Paper HI+AS-ThM4
Deciphering Chemical Nature of Ferroelastic Twin Domain in MAPbI₃ perovskite by Helium Ion Microscopy Secondary Ion Mass Spectrometry

Thursday, October 25, 2018, 9:00 am, Room 203B

Hybrid organic-inorganic perovskites (HOIPs) have recently attracted attention due to its success in optoelectronics, largely due to power conversion efficiency, which has exceeded 20% in a short time. Recently, the appearance of twin domains in MAPbI₃ has been described ambiguously in a number of investigations. While all previous publications are limited in the descriptions of ferroelectric and/or ferroelastic nature, given (i) the correlation of defect chemistry and ferroelasticity, (ii) the coupling of ferroelectricity and ionic states, the chemistry of this twin domain can no longer be ignored. In earlier investigations, the twin domain size is revealed in the range of 100 nm- 400 nm, well in the detectability of helium ion microscopy secondary ion mass spectrometry (HIM-SIMS) (spatial resolution ~10 nm). Therefore, in this work, we correlate HIM-SIMS with multiple image techniques to unveil the chemical nature of the twin domain in MAPbI₃ perovskite.

Our scanning probe microscopy (SPM) studies indicate the variation of elasticity and energy dissipation between domains. Moreover, correlating SPM with scanning electron microscope (SEM), we observed smooth topography and twin domain contrast in SEM image, simultaneously, indicating the twinning contrast in SEM image is not due to morphology. These results allow us to suppose the chemical variation between twin domains, suggesting the need of clarifying the chemical difference between domains.

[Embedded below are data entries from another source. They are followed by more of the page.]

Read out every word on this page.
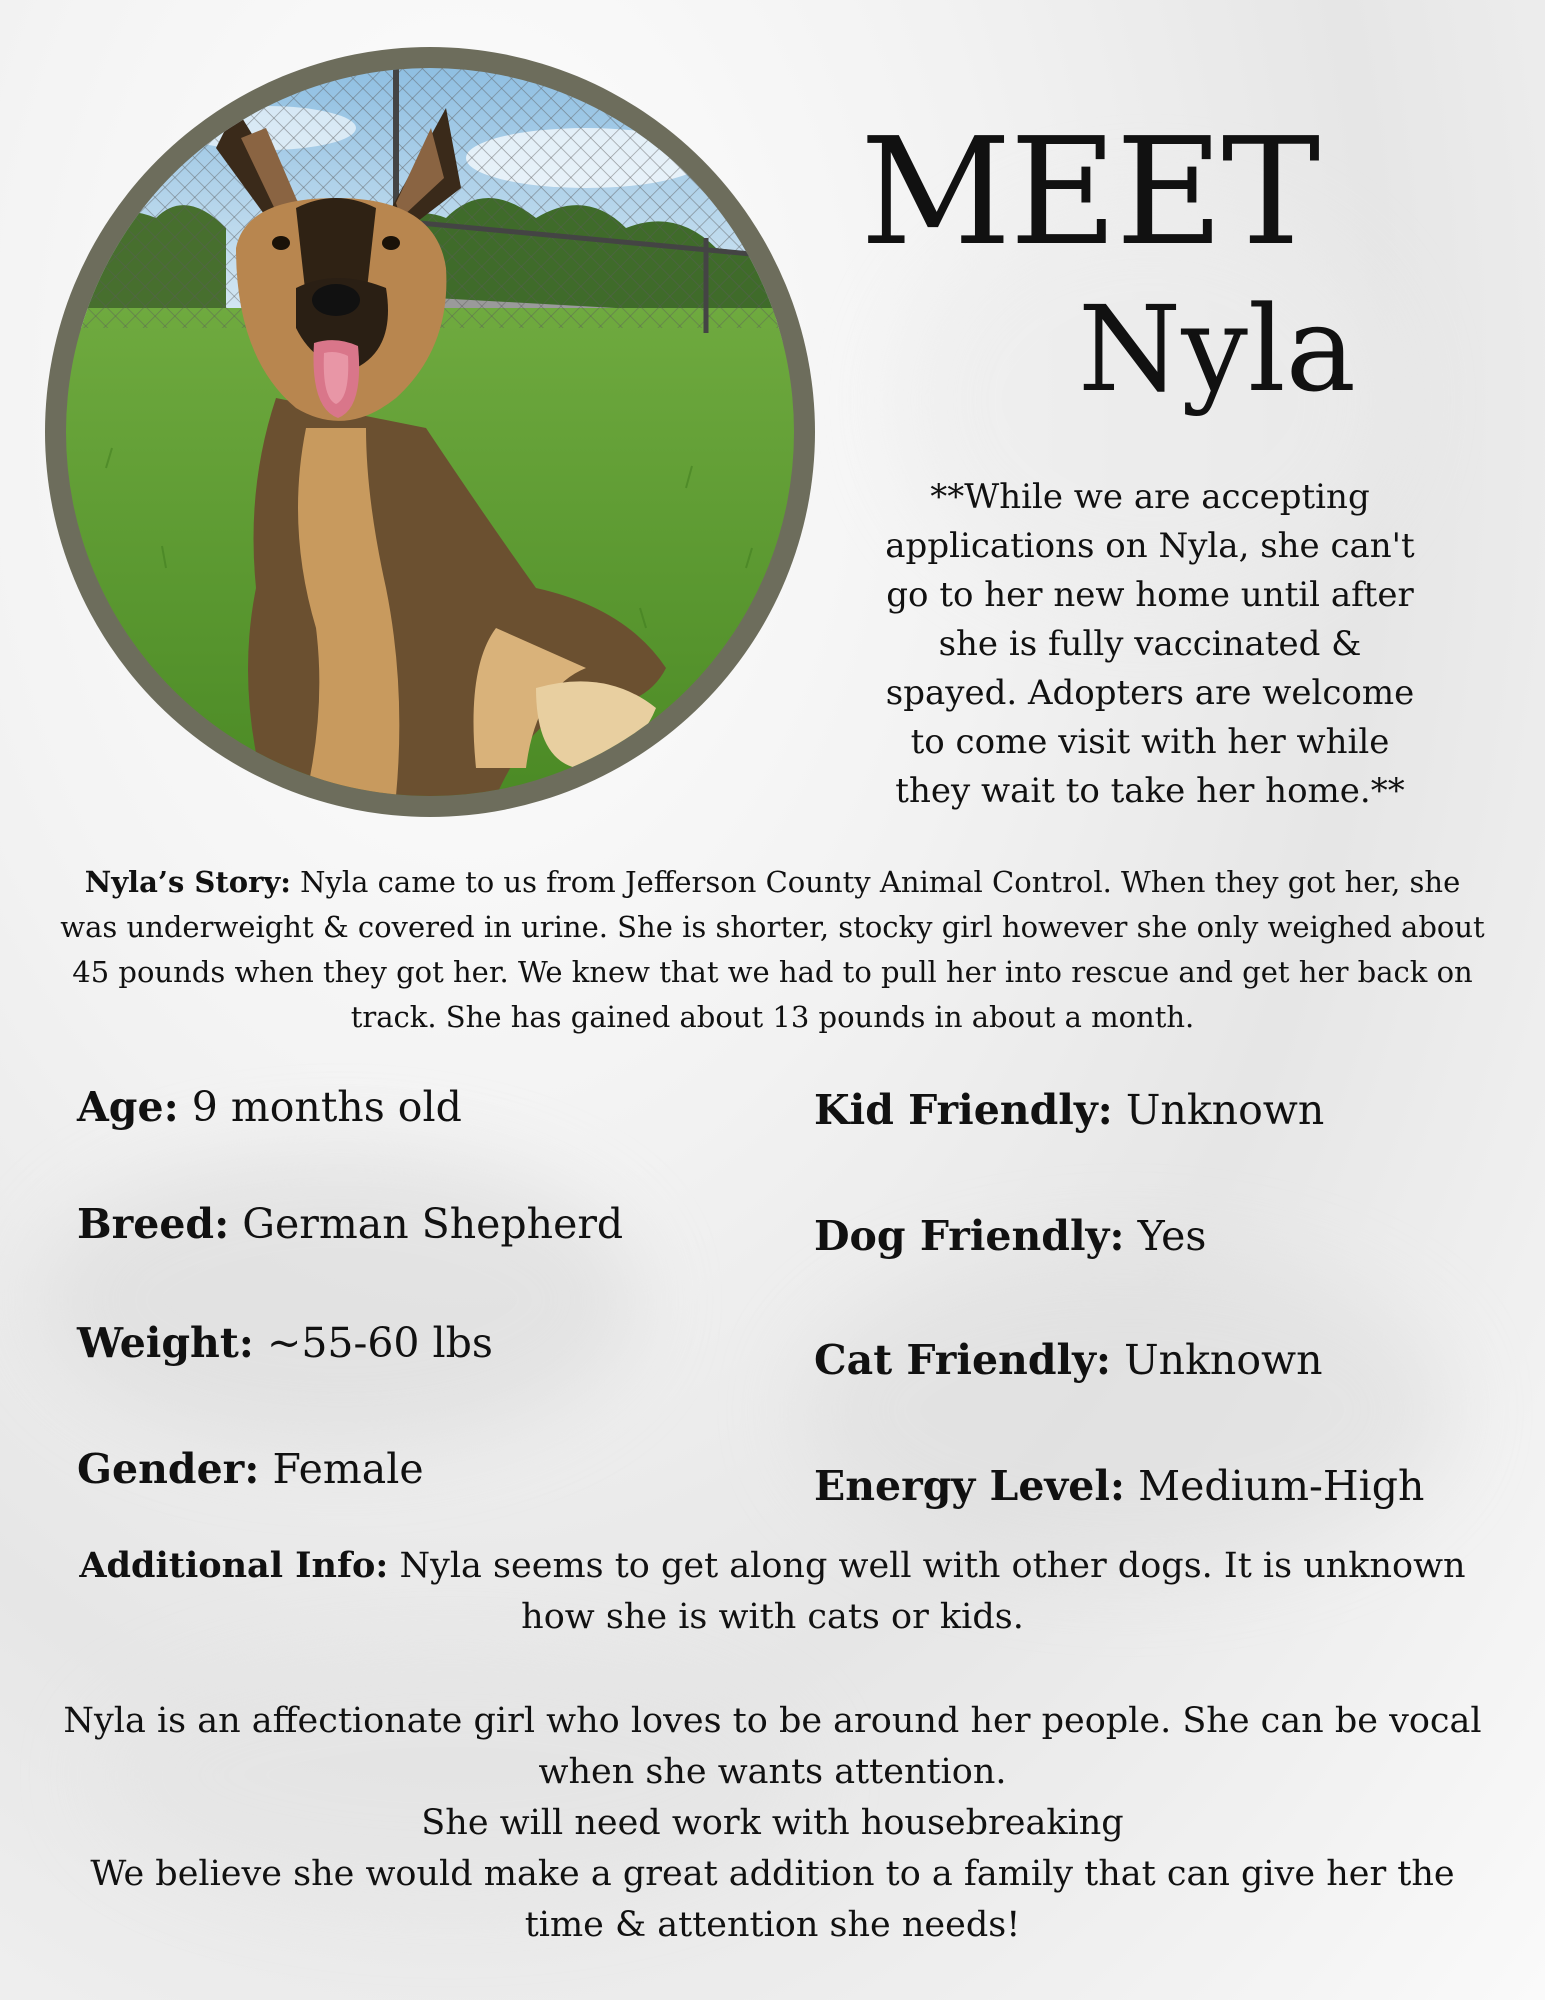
MEET
Nyla
**While we are accepting applications on Nyla, she can't go to her new home until after she is fully vaccinated & spayed. Adopters are welcome to come visit with her while they wait to take her home.**
Nyla’s Story: Nyla came to us from Jefferson County Animal Control. When they got her, she was underweight & covered in urine. She is shorter, stocky girl however she only weighed about 45 pounds when they got her. We knew that we had to pull her into rescue and get her back on track. She has gained about 13 pounds in about a month.
Age: 9 months old
Breed: German Shepherd
Weight: ~55-60 lbs
Gender: Female
Kid Friendly: Unknown
Dog Friendly: Yes
Cat Friendly: Unknown
Energy Level: Medium-High
Additional Info: Nyla seems to get along well with other dogs. It is unknown how she is with cats or kids.

Nyla is an affectionate girl who loves to be around her people. She can be vocal when she wants attention.

She will need work with housebreaking

We believe she would make a great addition to a family that can give her the time & attention she needs!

Using HIM-SIMS, which combines high-resolution imaging <0.25 nm of helium ion microscopy with the chemical sensitivity of secondary ion mass spectrometry (SIMS), we can detect ion distribution with a spatial resolution of 10 nm, allowing us to quantitatively explore the chemical composition of the twin domains (100 nm-400 nm). A HIM-SIMS using two gas field ionization sources (He⁺ and Ne⁺) was utilized for mass-selected chemical imaging of perovskite samples as well as identification of chemical species by spectrum collection in this study. In a positive mode measurement, CH₃NH₃⁺ (m/z~32) chemical map shows that the CH₃NH₃⁺concentration differs both in grains and twin domains, however, the Pb⁺ (m/z~208) distributes uniformly. These results clarify that the chemical variation between domains originates from CH₃NH₃⁺ segregation. For the most relevant for the optoelectronic applications of HOIPs, we have shown that this chemical variation affects HOIPs’ interaction with light. Combining HIM-SIMS with multiple image techniques, this work offers insight into the fundamental behaviors of the twin domain in MAPbI₃, as well as a new line of investigative thought in these fascinating materials.